I fall squarely in the first category. I expect the right thing to be done, and I'm perpetually disappointed when so many people don't do it. The more I think of it, the more this flies in the face of what I know of human behavior.

As Dr. Perry Cox says,

"Lady, people aren't chocolates. D'you know what they are mostly? Bastards. Bastard-coated bastards with bastard filling. But I don't find them half as annoying as I find naive bubble-headed optimists who walk around vomiting sunshine."

Well, maybe not. People are organisms. Organisms compete. To quote Michael Pollan, "All life is competition". Actually I'm leaving out "...for energy" because I don't want this to run off on a tangent about energy; it'll have enough tangents as it is. But to paraphrase him, plants compete for solar energy, herbivores compete for the plant energy, predators compete for the herbivores, blah blah blah. In other words, organisms are programmed to compete for what they need to survive.

In the case of us so-called "higher organisms" we compete with each other to satisfy our self-interests.

Man is fundamentally self-interested. I believe people do things largely out of self-interest. Even so-called "unselfish" acts have an element of self-interest. The unselfish actor feels that it is in his or her self-interest to do something for someone else, whether it directly affects or improves his/her well being / situation, or it provides a level of satisfaction knowing that you did something for someone.

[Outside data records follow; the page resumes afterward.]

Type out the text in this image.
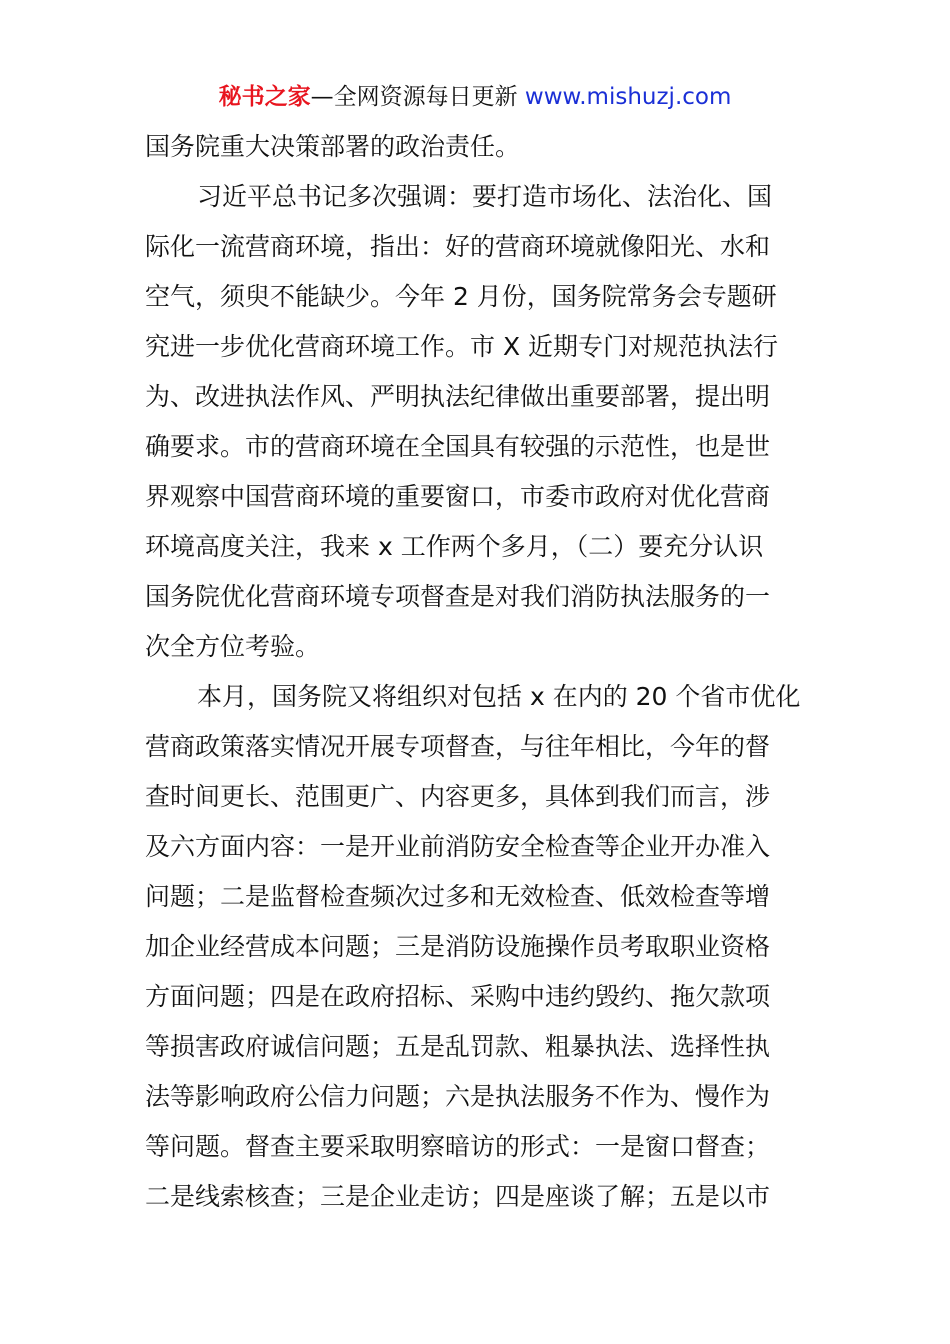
秘书之家—全网资源每日更新 www.mishuzj.com
国务院重大决策部署的政治责任。
习近平总书记多次强调：要打造市场化、法治化、国
际化一流营商环境，指出：好的营商环境就像阳光、水和
空气，须臾不能缺少。今年 2 月份，国务院常务会专题研
究进一步优化营商环境工作。市 X 近期专门对规范执法行
为、改进执法作风、严明执法纪律做出重要部署，提出明
确要求。市的营商环境在全国具有较强的示范性，也是世
界观察中国营商环境的重要窗口，市委市政府对优化营商
环境高度关注，我来 x 工作两个多月，（二）要充分认识
国务院优化营商环境专项督查是对我们消防执法服务的一
次全方位考验。
本月，国务院又将组织对包括 x 在内的 20 个省市优化
营商政策落实情况开展专项督查，与往年相比，今年的督
查时间更长、范围更广、内容更多，具体到我们而言，涉
及六方面内容：一是开业前消防安全检查等企业开办准入
问题；二是监督检查频次过多和无效检查、低效检查等增
加企业经营成本问题；三是消防设施操作员考取职业资格
方面问题；四是在政府招标、采购中违约毁约、拖欠款项
等损害政府诚信问题；五是乱罚款、粗暴执法、选择性执
法等影响政府公信力问题；六是执法服务不作为、慢作为
等问题。督查主要采取明察暗访的形式：一是窗口督查；
二是线索核查；三是企业走访；四是座谈了解；五是以市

When self-interests coincide and the individuals can (roughly) agree, they become a code of conduct of sorts, a law, a rule, an ethos, an ideology, what have you. They become "good" or "right".

So there it is - "right" or "good", an artificial classification of the self-interest of one or common interests of a group of highly evolved primates. If you're lucky, you get to be in a group that agrees on common interests and provides adequate room for you to pursue your self-interests.

Urgh. Dangerous ground. So I'll come out and say I am not into "relativism" and this "who am I to judge what is good just because I don't agree with it". These artificial classifications are necessary. How else would you know who the bastards were?

What's my point? I'm not sure, let me re-read what I wrote. Nope. Don't see one yet. I could go on forever but I need to wrap up, so I'll just say this - I don't think we'll ever overcome this "programming". So why am I constantly disappointed? Maybe my programming is better, and people really are bastards.